Ces quelques réflexions n'ont pas la prétention de révolutionner quoi que ce soit dans le domaine, mais tout au plus d'attirer l'attention sur ce que je considère comme des fondamentaux, qui pourront même passer comme triviaux aux yeux de certains. Je suis intimement persuadé qu'il est de plus en plus nécessaire de revenir aux fondamentaux, "back to basics", comme disent les anglophones. L'ennemi principal d'un projet, de nos jours, n'est pas tant la complication, qui n'est pas souhaitable non plus, mais le simplicisme. Arrêtons cette mode du simplicisme, de ne jurer que par le "Quick and Dirty" ou le KISS "Keep It Simple and Stupid". Nous devons penser le projet ni de façon trop simple, ni de façon compliquée, mais de façon complexe, même s'il faut reconnaitre qu'il est difficile d'extraire des modes opératoires de cette pensée.

Je vous propose de passer du paradigme "Pour faire au plus court, faisons au plus simple" à celui-ci : "Pour faire au plus court, faisons au plus clair, éclairons la complexité".

Le passé ne nous enseigne rien sur un projet complexe. La gestion des risques est essentielle.

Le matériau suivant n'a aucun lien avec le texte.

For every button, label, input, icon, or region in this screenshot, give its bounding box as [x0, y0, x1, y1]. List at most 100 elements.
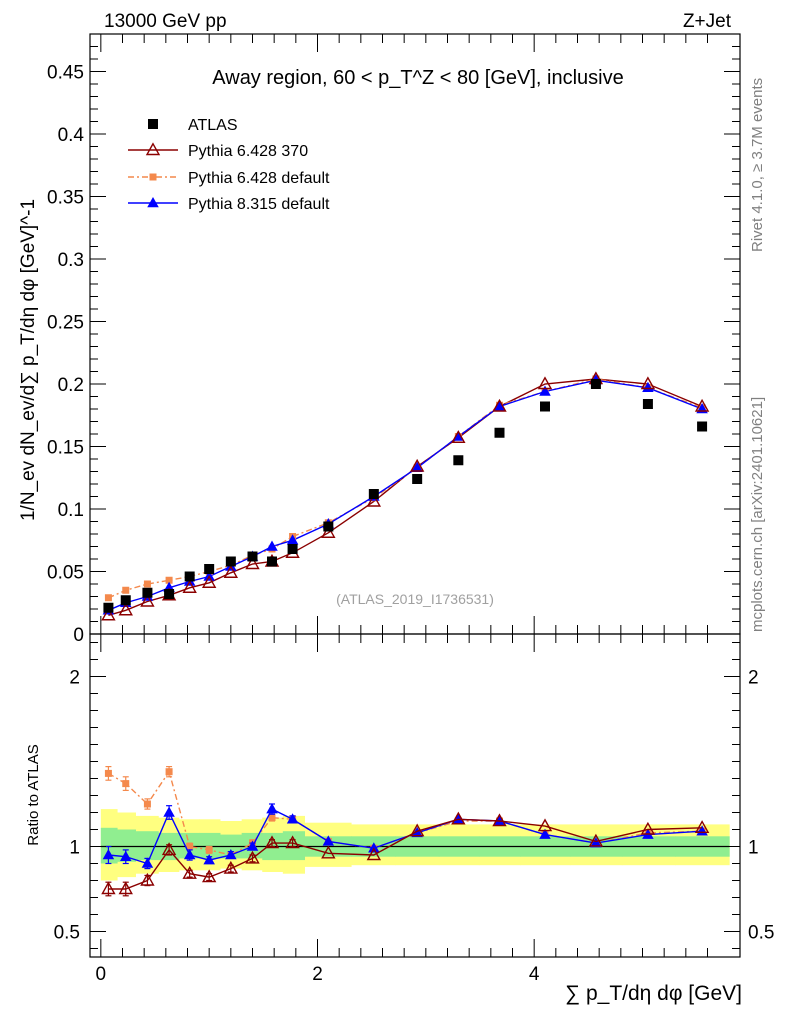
main-series-2-point — [104, 594, 112, 602]
ratio-series-2-point — [141, 857, 154, 868]
main-series-0-point — [142, 587, 153, 598]
main-series-3-point — [642, 381, 654, 392]
ratio-series-0-point — [640, 821, 656, 835]
ratio-series-0-point — [140, 872, 155, 886]
main-series-0-point — [453, 455, 464, 466]
mcplots-label: mcplots.cern.ch [arXiv:2401.10621] — [749, 397, 766, 632]
main-series-0-point — [120, 595, 131, 606]
main-series-line-2 — [108, 378, 703, 599]
ratio-y-tick-label-right: 2 — [748, 668, 759, 689]
ratio-series-0-point — [492, 813, 507, 827]
ratio-series-0-point — [588, 833, 604, 847]
ratio-y-tick-label-right: 1 — [748, 838, 759, 859]
ratio-series-0-point — [101, 881, 116, 895]
legend-entry-3: Pythia 8.315 default — [188, 196, 330, 213]
legend-entry-2: Pythia 6.428 default — [188, 170, 330, 187]
ratio-series-2-point — [411, 826, 423, 838]
ratio-plot-frame — [89, 633, 741, 958]
x-tick-label: 2 — [312, 964, 323, 985]
ratio-uncertainty-band-green — [199, 832, 221, 859]
ratio-uncertainty-band-green — [282, 831, 305, 861]
main-series-0-point — [267, 556, 277, 567]
legend-marker-0 — [148, 119, 158, 129]
legend-entry-1: Pythia 6.428 370 — [188, 143, 308, 160]
main-series-0-point — [697, 421, 708, 432]
ratio-series-0-point — [285, 835, 300, 849]
main-series-2-point — [122, 586, 130, 594]
main-y-tick-label: 0.1 — [58, 500, 84, 521]
main-series-0-point — [368, 489, 379, 499]
header-process-label: Z+Jet — [683, 11, 732, 32]
ratio-series-2-point — [590, 837, 602, 848]
main-y-tick-label: 0 — [73, 625, 84, 646]
main-series-1-point — [366, 493, 382, 507]
main-series-0-point — [164, 589, 175, 599]
main-y-tick-label: 0.2 — [58, 375, 84, 396]
ratio-uncertainty-band-green — [100, 827, 118, 864]
ratio-series-0-point — [451, 811, 466, 825]
main-series-1-point — [492, 398, 507, 412]
main-series-2-point — [143, 580, 151, 588]
main-series-1-point — [140, 593, 155, 607]
main-series-3-point — [286, 534, 299, 545]
main-series-1-point — [537, 376, 553, 390]
main-y-tick-label: 0.25 — [47, 313, 84, 334]
legend-entry-0: ATLAS — [188, 117, 238, 134]
main-y-tick-label: 0.35 — [47, 188, 84, 209]
main-series-1-point — [201, 575, 217, 588]
main-series-1-point — [321, 525, 336, 538]
main-series-1-point — [694, 398, 710, 412]
ratio-series-1-point — [268, 814, 276, 822]
main-series-0-point — [287, 544, 298, 554]
ratio-series-0-point — [694, 820, 710, 833]
ratio-y-tick-label-right: 0.5 — [748, 923, 774, 944]
ratio-y-axis-label: Ratio to ATLAS — [25, 744, 42, 845]
ratio-series-2-point — [452, 813, 465, 824]
ratio-series-0-point — [264, 835, 280, 849]
ratio-series-0-point — [201, 869, 217, 883]
header-collision-label: 13000 GeV pp — [104, 11, 227, 32]
plot-title: Away region, 60 < p_T^Z < 80 [GeV], incl… — [212, 67, 623, 89]
ratio-series-2-point — [120, 850, 132, 861]
main-y-tick-label: 0.3 — [58, 250, 84, 271]
main-plot-panel: Away region, 60 < p_T^Z < 80 [GeV], incl… — [18, 33, 741, 646]
main-series-3-point — [493, 400, 506, 411]
main-y-tick-label: 0.05 — [47, 563, 84, 584]
ratio-plot-panel: Ratio to ATLAS 0.5 0.5 1 1 2 2 0 2 4 — [25, 633, 774, 985]
main-series-1-point — [182, 580, 197, 593]
ratio-series-0-point — [182, 866, 197, 879]
ratio-uncertainty-band-green — [135, 831, 159, 861]
main-series-3-point — [539, 385, 551, 396]
main-series-0-point — [323, 521, 334, 532]
ratio-series-2-point — [183, 849, 196, 860]
main-series-0-point — [540, 401, 550, 412]
ratio-series-1-point — [165, 768, 173, 776]
main-series-0-point — [590, 379, 601, 389]
rivet-version-label: Rivet 4.1.0, ≥ 3.7M events — [749, 78, 766, 252]
main-y-tick-label: 0.4 — [58, 125, 85, 146]
ratio-series-0-point — [118, 881, 133, 895]
ratio-series-2-point — [266, 803, 278, 814]
ratio-series-2-point — [203, 854, 215, 865]
x-tick-label: 4 — [529, 964, 540, 985]
ratio-series-2-point — [102, 849, 115, 860]
main-series-1-point — [223, 565, 239, 578]
ratio-series-0-point — [321, 845, 336, 859]
ratio-series-0-point — [223, 860, 239, 874]
main-series-0-point — [642, 399, 653, 409]
main-series-1-point — [409, 458, 425, 472]
ratio-series-0-point — [245, 850, 260, 864]
x-axis-label: ∑ p_T/dη dφ [GeV] — [565, 982, 742, 1005]
ratio-series-2-point — [225, 849, 237, 860]
main-series-0-point — [412, 474, 423, 484]
ratio-series-2-point — [286, 813, 299, 824]
main-series-3-point — [266, 540, 278, 551]
ratio-series-1-point — [205, 846, 213, 854]
ratio-series-2-point — [163, 806, 175, 817]
main-series-0-point — [494, 427, 505, 438]
ratio-series-2-point — [539, 828, 551, 839]
ratio-series-1-point — [104, 769, 112, 777]
ratio-y-tick-label-left: 1 — [69, 838, 80, 859]
legend-marker-3 — [147, 197, 159, 208]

N'opposez pas risques et opportunités, joignez-les.

  • Créer un ensemble de stratégies (pas que des plans d’actions) avec des mécanismes d’alertes pour répondre aux risques et opportunités.

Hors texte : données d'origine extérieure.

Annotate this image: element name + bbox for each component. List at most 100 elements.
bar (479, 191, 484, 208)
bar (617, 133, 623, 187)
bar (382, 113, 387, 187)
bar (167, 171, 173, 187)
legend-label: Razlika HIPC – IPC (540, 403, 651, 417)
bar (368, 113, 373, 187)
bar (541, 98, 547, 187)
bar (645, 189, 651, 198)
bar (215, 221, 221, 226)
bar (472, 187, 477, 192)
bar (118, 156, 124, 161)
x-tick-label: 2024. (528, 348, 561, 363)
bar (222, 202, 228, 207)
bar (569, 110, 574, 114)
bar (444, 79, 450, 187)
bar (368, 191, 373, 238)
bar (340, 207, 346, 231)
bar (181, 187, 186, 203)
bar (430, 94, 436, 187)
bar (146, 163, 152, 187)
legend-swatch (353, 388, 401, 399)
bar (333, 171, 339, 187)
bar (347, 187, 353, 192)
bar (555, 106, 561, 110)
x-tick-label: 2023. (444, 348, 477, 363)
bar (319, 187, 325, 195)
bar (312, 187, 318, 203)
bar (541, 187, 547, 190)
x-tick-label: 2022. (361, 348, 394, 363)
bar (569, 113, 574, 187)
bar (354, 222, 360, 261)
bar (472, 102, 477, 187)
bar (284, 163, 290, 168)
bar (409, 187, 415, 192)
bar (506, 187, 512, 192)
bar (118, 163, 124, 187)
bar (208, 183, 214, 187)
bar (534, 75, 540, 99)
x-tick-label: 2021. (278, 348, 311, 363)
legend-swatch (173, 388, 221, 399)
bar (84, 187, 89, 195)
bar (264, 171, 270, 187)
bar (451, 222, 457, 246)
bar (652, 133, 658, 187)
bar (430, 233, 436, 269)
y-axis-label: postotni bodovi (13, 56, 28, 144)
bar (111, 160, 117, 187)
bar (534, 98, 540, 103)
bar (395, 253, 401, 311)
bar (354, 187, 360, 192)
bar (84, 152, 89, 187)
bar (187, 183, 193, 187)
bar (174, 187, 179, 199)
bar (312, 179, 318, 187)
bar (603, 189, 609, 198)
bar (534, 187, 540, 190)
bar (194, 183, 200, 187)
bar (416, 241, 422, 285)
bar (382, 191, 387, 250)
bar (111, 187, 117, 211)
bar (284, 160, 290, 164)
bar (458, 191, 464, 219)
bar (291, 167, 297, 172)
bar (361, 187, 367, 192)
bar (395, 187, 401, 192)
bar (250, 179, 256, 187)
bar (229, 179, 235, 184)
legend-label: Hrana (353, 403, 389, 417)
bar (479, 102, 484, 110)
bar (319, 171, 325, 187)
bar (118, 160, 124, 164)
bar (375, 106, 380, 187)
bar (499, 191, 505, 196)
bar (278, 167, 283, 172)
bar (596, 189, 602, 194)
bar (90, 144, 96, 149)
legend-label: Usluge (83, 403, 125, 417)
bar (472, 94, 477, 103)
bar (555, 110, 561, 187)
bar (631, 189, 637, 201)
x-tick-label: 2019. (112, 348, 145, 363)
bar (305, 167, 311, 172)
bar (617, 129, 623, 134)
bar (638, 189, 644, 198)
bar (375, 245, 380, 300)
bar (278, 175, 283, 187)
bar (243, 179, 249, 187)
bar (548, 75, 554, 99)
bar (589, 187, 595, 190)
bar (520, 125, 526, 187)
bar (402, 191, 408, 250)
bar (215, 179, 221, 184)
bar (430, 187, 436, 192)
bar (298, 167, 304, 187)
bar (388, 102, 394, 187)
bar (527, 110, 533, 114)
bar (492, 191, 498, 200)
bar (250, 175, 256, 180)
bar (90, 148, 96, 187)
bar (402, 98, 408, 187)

Projetons le projet suivant les dimensions majeures de l'acteur pour le faire agir.

  • Les points de vue et les attentes des acteurs,
  • La perspective est trans-dimensionnelle et trans-disciplinaire,
  • Le nombre de dimensions est variable pour chaque projet et durant l'évolution du projet,
  • Goniométrie des dimensions du projet.

Le choix nécessaire des représentations du projet.

  • Conceptualisation amont,
  • La flexibilité émerge de la structure,
  • Les cartes relationnelles,
  • Un, le multiple, les pourcentages (la relativité).

 

Il faut se nourrir de la complexité au lieu de la combattre…

On n’analyse pas la complexité par simplification, mais par organisation.

Penser un système fermé ⇒ Optimisation
Penser un système ouvert ⇒ Pilotage

La recherche de la complétude n’est pas nécessaire, ni même souhaitable. Vous risquez de passer du complexe au compliqué.

« Conformément à la logique de Tarski, un système sémantique ne peut pas s'expliquer totalement lui-même. Conformément au théorème de Gödel, un système formalisé complexe ne peut pas trouver en lui-même la preuve de sa validité. En bref, aucun système cognitif ne saurait se connaître exhaustivement ni se valider complètement à partir de ses propres instruments de connaissance. C'est-à-dire que le renoncement à la complétude et à l'exhaustivité est une condition de la connaissance de la connaissance. Toutefois, la logique de Tarski comme le théorème de Gödel nous disent qu'il est éventuellement possible de remédier à l'insuffisance autocognitive d'un système en constituant un méta-système qui puisse l'embrasser et le considérer comme système-objet », Edgar Morin, La méthode 3 : La connaissance de la connaissance.

Penser un projet de façon complexe.
Faites émerger votre projet à tout instant…

Passer de l’inter-face à l’inter-action et à l’inter-dépendance.

Dans un monde complexe, nous sommes perdus sans cartes à jour (d’où l’importance de représentations à jour : plans, cartes, registres, matrices…).